When I was a little girl, “pasta” meant spaghetti doused with taste­less bright red tomato sauce and sprinkled with some-kind-of-awful, artificial-tasting parmesan cheese. “Pasta” really wasn’t high on my list of childhood favorites.

Years later, friends would rave about this fusilli or that pené, and I would simply tune them out. When I finally came to my senses and decided to stretch my taste-buds, I was quite surprised. Pasta had certainly come a long way.

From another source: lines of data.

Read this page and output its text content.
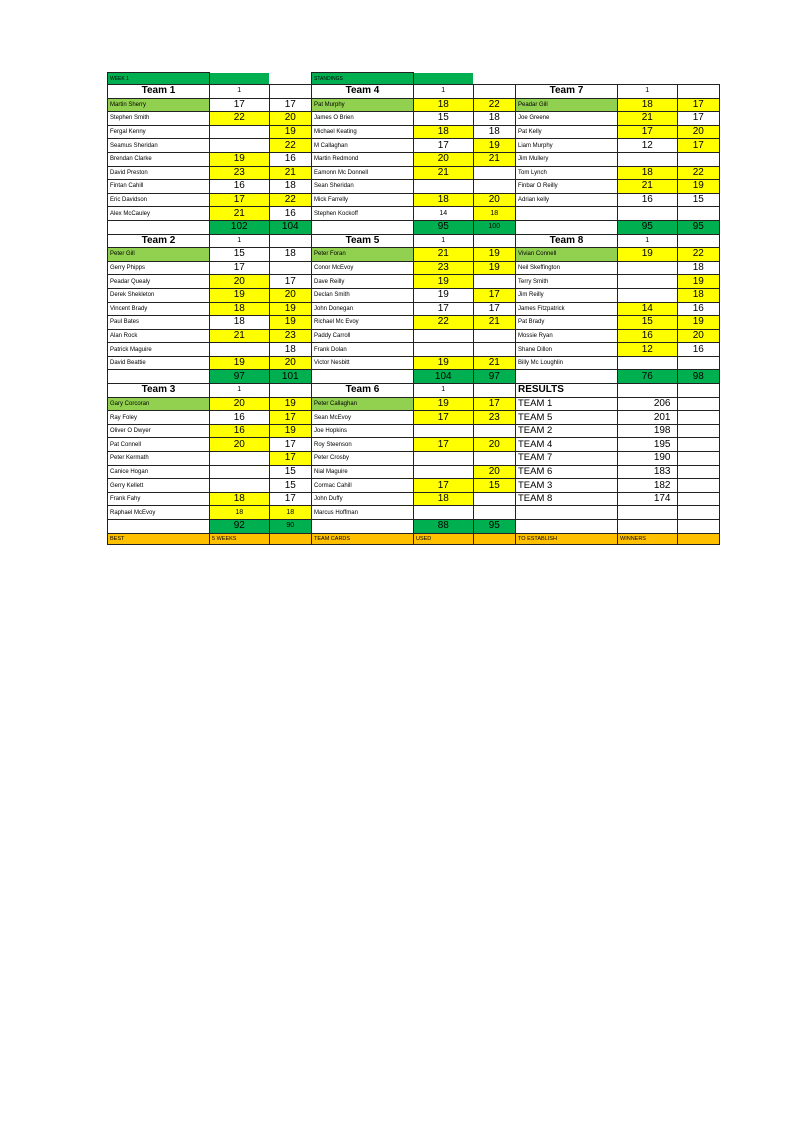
WEEK 1			STANDINGS					
Team 1	1		Team 4	1		Team 7	1	
Martin Sherry	17	17	Pat Murphy	18	22	Peadar Gill	18	17
Stephen Smith	22	20	James O Brien	15	18	Joe Greene	21	17
Fergal Kenny		19	Michael Keating	18	18	Pat Kelly	17	20
Seamus Sheridan		22	M Callaghan	17	19	Liam Murphy	12	17
Brendan Clarke	19	16	Martin Redmond	20	21	Jim Mullery		
David Preston	23	21	Eamonn Mc Donnell	21		Tom Lynch	18	22
Fintan Cahill	16	18	Sean Sheridan			Finbar O Reilly	21	19
Eric Davidson	17	22	Mick Farrelly	18	20	Adrian kelly	16	15
Alex McCauley	21	16	Stephen Kockoff	14	18			
	102	104		95	100		95	95
Team 2	1		Team 5	1		Team 8	1	
Peter Gill	15	18	Peter Foran	21	19	Vivian Connell	19	22
Gerry Phipps	17		Conor McEvoy	23	19	Neil Skeffington		18
Peadar Quealy	20	17	Dave Reilly	19		Terry Smith		19
Derek Shekleton	19	20	Declan Smith	19	17	Jim Reilly		18
Vincent Brady	18	19	John Donegan	17	17	James Fitzpatrick	14	16
Paul Bates	18	19	Richael Mc Evoy	22	21	Pat Brady	15	19
Alan Rock	21	23	Paddy Carroll			Mossie Ryan	16	20
Patrick Maguire		18	Frank Dolan			Shane Dillon	12	16
David Beattie	19	20	Victor Nesbitt	19	21	Billy Mc Loughlin		
	97	101		104	97		76	98
Team 3	1		Team 6	1		RESULTS		
Gary Corcoran	20	19	Peter Callaghan	19	17	TEAM 1	206	
Ray Foley	16	17	Sean McEvoy	17	23	TEAM 5	201	
Oliver O Dwyer	16	19	Joe Hopkins			TEAM 2	198	
Pat Connell	20	17	Roy Steenson	17	20	TEAM 4	195	
Peter Kermath		17	Peter Crosby			TEAM 7	190	
Canice Hogan		15	Nial Maguire		20	TEAM 6	183	
Gerry Kellett		15	Cormac Cahill	17	15	TEAM 3	182	
Frank Fahy	18	17	John Duffy	18		TEAM 8	174	
Raphael McEvoy	18	18	Marcus Hoffman					
	92	90		88	95			
BEST	5 WEEKS		TEAM CARDS	USED		TO ESTABLISH	WINNERS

A myriad of wonderful import­ed Italian products now fill the shelves: sun-dried tomatoes, roast­ed peppers, dried wild mushrooms and outrageous olives. Olive oils have also become the rage. One practically needs a degree in oils to figure out the difference between all the varieties! There’s also an abundance of fresh herbs like ba­sil, Italian parsley and sorrel.

With the availability of all these fine products, I have become a pasta “groupie” and am constantly testing out new favorites. This month I have created an exquisite pasta dish that I am quite proud of.

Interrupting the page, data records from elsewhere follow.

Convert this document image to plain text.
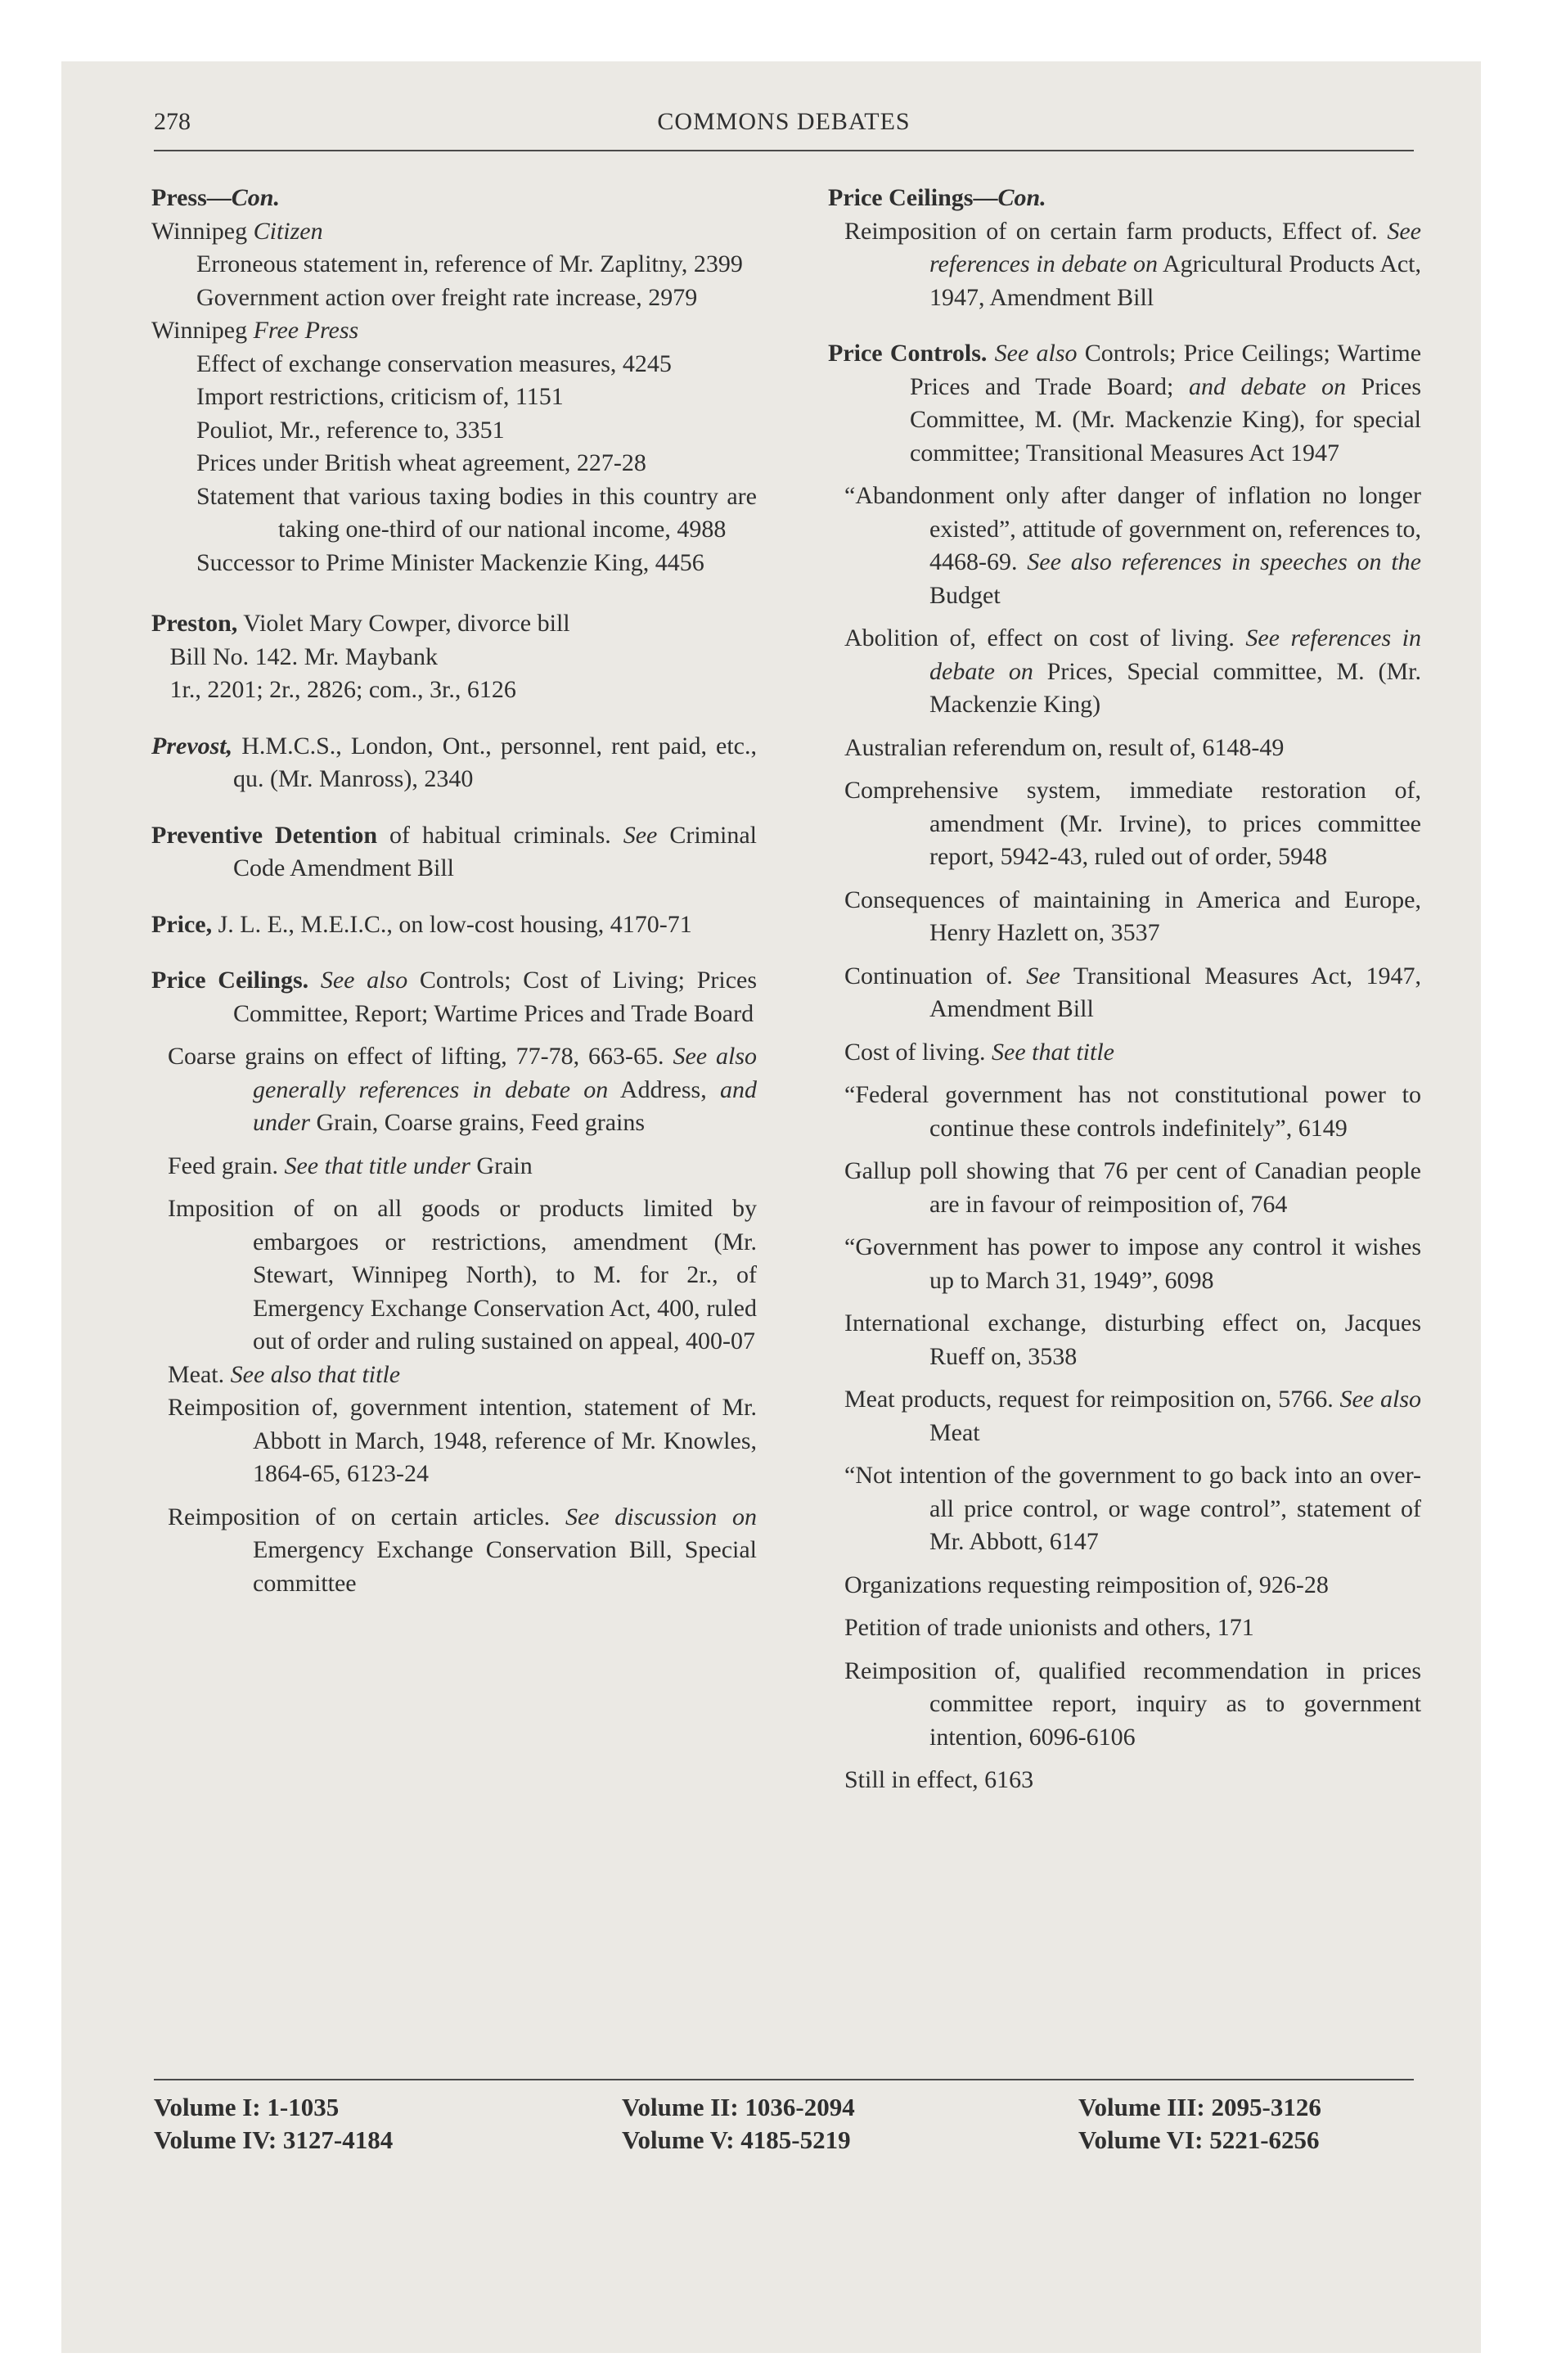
278	COMMONS DEBATES

Press—Con.

Winnipeg Citizen

Erroneous statement in, reference of Mr. Zaplitny, 2399

Government action over freight rate increase, 2979

Winnipeg Free Press

Effect of exchange conservation measures, 4245

Import restrictions, criticism of, 1151

Pouliot, Mr., reference to, 3351

Prices under British wheat agreement, 227-28

Statement that various taxing bodies in this country are taking one-third of our national income, 4988

Successor to Prime Minister Mackenzie King, 4456

Preston, Violet Mary Cowper, divorce bill

Bill No. 142. Mr. Maybank

1r., 2201; 2r., 2826; com., 3r., 6126

Prevost, H.M.C.S., London, Ont., personnel, rent paid, etc., qu. (Mr. Manross), 2340

Preventive Detention of habitual criminals. See Criminal Code Amendment Bill

Price, J. L. E., M.E.I.C., on low-cost housing, 4170-71

Price Ceilings. See also Controls; Cost of Living; Prices Committee, Report; Wartime Prices and Trade Board

Coarse grains on effect of lifting, 77-78, 663-65. See also generally references in debate on Address, and under Grain, Coarse grains, Feed grains

Feed grain. See that title under Grain

Imposition of on all goods or products limited by embargoes or restrictions, amendment (Mr. Stewart, Winnipeg North), to M. for 2r., of Emergency Exchange Conservation Act, 400, ruled out of order and ruling sustained on appeal, 400-07

Meat. See also that title

Reimposition of, government intention, statement of Mr. Abbott in March, 1948, reference of Mr. Knowles, 1864-65, 6123-24

Reimposition of on certain articles. See discussion on Emergency Exchange Conservation Bill, Special committee

Price Ceilings—Con.

Reimposition of on certain farm products, Effect of. See references in debate on Agricultural Products Act, 1947, Amendment Bill

Price Controls. See also Controls; Price Ceilings; Wartime Prices and Trade Board; and debate on Prices Committee, M. (Mr. Mackenzie King), for special committee; Transitional Measures Act 1947

“Abandonment only after danger of inflation no longer existed”, attitude of government on, references to, 4468-69. See also references in speeches on the Budget

Abolition of, effect on cost of living. See references in debate on Prices, Special committee, M. (Mr. Mackenzie King)

Australian referendum on, result of, 6148-49

Comprehensive system, immediate restoration of, amendment (Mr. Irvine), to prices committee report, 5942-43, ruled out of order, 5948

Consequences of maintaining in America and Europe, Henry Hazlett on, 3537

Continuation of. See Transitional Measures Act, 1947, Amendment Bill

Cost of living. See that title

“Federal government has not constitutional power to continue these controls indefinitely”, 6149

Gallup poll showing that 76 per cent of Canadian people are in favour of reimposition of, 764

“Government has power to impose any control it wishes up to March 31, 1949”, 6098

International exchange, disturbing effect on, Jacques Rueff on, 3538

Meat products, request for reimposition on, 5766. See also Meat

“Not intention of the government to go back into an over-all price control, or wage control”, statement of Mr. Abbott, 6147

Organizations requesting reimposition of, 926-28

Petition of trade unionists and others, 171

Reimposition of, qualified recommendation in prices committee report, inquiry as to government intention, 6096-6106

Still in effect, 6163

Volume I: 1-1035
Volume IV: 3127-4184
Volume II: 1036-2094
Volume V: 4185-5219
Volume III: 2095-3126
Volume VI: 5221-6256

For best taste choose a good brand of pasta imported from Italy. Cook it until just al dente, which means “firm to the bite” in Italian. For maximum flavor, indulge yourself to a wedge of fresh parmesan cheese for grating right before serving. Buon Apetito! 

Penné Pasta with Chicken and Mushrooms

2 whole chicken breasts, boned, skinned and cut into small bite-sized pieces

2 large cloves garlic, minced

1/4 cup olive oil

12 oz. fresh mushrooms, sliced

1/4 cup dry white wine

1 cup chicken broth

2 tablespoons sweet butter

3/4 cup green olives, chopped

16 oz. Penné pasta

Freshly grated Parmesan cheese

Salt to taste

Sauté chicken and garlic in ol­ive oil until just cooked, adding salt to taste. Remove chicken to a platter and cover with foil. In re­maining oil left in pan sauté mush­rooms until soft, about 5 minutes. Add wine and deglaze pan. Sim­mer until reduced to about 2 table­spoons. Add chicken broth and simmer until thick and reduced to about 1/3 cup. Add butter and stir until smooth. Add reserved chick­en and olives and cover to keep warm. Cook pasta according to package directions, drain, and toss with sauce. Serve immediately with grated Parmesan cheese.